In the introduction to this book I spoke of the empathy evolution: we have increasingly expanded our moral consciousness to include others less like us. Our ability to empathize is fundamental, its expression recognized in infants as young as one day old.71 Every time we extend empathy, society moves forward. The philosopher Jeremy Bentham argued that if slavery is tyranny and people shouldn’t be treated differently by race, why should animals be mistreated simply because they have a different number of legs or the inability to converse? In his mind difference created a slippery slope that allowed the cruel and tyrannical domination of one group over another. Who—or what—made up that ‘other’ group was immaterial: “The question,” he wrote, “is not, Can they reason? or Can they talk? but Can they suffer?72

As proud as we are of our history, we also reflect with shame on atrocities committed by our great-grandfathers—and gratitude that we’ve come as far as we have in our moral evolution. When our great-grandchildren look back on today, they’ll shake their heads at our gross abuse of animals. So the right policy response to factory farms is clear. We shouldn’t just ‘not subsidize’ them. We shouldn’t just regulate them better or make them more transparent. We should ban them.
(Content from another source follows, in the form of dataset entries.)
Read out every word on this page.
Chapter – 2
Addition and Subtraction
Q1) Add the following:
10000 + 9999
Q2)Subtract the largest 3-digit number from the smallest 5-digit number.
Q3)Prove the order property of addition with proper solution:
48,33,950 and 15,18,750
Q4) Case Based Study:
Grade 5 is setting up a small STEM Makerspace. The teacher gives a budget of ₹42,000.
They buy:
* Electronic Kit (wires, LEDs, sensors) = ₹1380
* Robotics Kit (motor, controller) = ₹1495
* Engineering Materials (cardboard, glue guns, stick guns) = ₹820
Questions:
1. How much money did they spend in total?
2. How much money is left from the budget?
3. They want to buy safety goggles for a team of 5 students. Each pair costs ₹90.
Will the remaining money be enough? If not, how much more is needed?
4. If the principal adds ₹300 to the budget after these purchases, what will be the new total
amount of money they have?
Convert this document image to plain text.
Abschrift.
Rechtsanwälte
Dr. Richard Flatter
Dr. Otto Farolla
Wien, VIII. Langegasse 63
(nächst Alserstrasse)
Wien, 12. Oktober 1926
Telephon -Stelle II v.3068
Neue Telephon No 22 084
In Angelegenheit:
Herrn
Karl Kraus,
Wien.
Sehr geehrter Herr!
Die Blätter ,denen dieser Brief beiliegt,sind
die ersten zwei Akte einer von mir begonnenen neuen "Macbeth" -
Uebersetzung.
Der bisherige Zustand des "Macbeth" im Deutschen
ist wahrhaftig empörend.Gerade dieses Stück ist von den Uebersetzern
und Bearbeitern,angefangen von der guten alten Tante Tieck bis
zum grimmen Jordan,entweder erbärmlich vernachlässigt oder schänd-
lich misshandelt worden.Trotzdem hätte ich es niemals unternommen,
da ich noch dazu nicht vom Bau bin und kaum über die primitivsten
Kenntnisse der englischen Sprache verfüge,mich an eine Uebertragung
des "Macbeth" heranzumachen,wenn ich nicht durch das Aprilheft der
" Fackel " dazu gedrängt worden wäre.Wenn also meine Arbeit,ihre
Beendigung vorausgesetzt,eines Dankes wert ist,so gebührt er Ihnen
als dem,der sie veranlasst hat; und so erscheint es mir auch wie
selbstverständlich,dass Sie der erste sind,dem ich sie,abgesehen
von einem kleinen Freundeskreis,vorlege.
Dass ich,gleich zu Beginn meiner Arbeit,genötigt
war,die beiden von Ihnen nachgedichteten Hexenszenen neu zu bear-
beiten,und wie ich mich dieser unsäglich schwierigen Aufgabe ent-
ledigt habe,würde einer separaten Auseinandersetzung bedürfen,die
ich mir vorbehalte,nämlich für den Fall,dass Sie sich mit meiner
To decide how a ban would be applied, we should look to existing definitions, like the practices itemized in the Business Benchmark on Farm Animal Welfare: close confinement, nontherapeutic use of antibiotics and other growth-promoting drugs, routine mutilation (like tail docking and breaking beaks), partially conscious slaughter, and long-distance transport.73 Compassion in World Farming argues that animals ought to be free from thirst and hunger, discomfort, pain and disease, fear and distress and should be able to behave in a natural way.74 Their goal is to eliminate factory farming by 2050.75 And, of course, in our open, interconnected global economy, it must happen around the world, not just in one country. But someone has to take the lead, just as Britain did in banning slavery.

When he saw the subtitle of this book (“Designing a World Where People Come First”), my then seven-year-old son Ben said, “for the next version, Dad, I think you should change it to make animals come first, and that’s fair to everyone because humans are animals too.” Banning factory farms won’t just be better for animals; it will make us better humans. In Eating Animals Jonathan Safran Foer notes, “Factory Farm—This is a term sure to fall out of use in the next generation or so, either because there will be no more factory farms, or because there will be no more family farms to compare them to.”76 It’s up to us.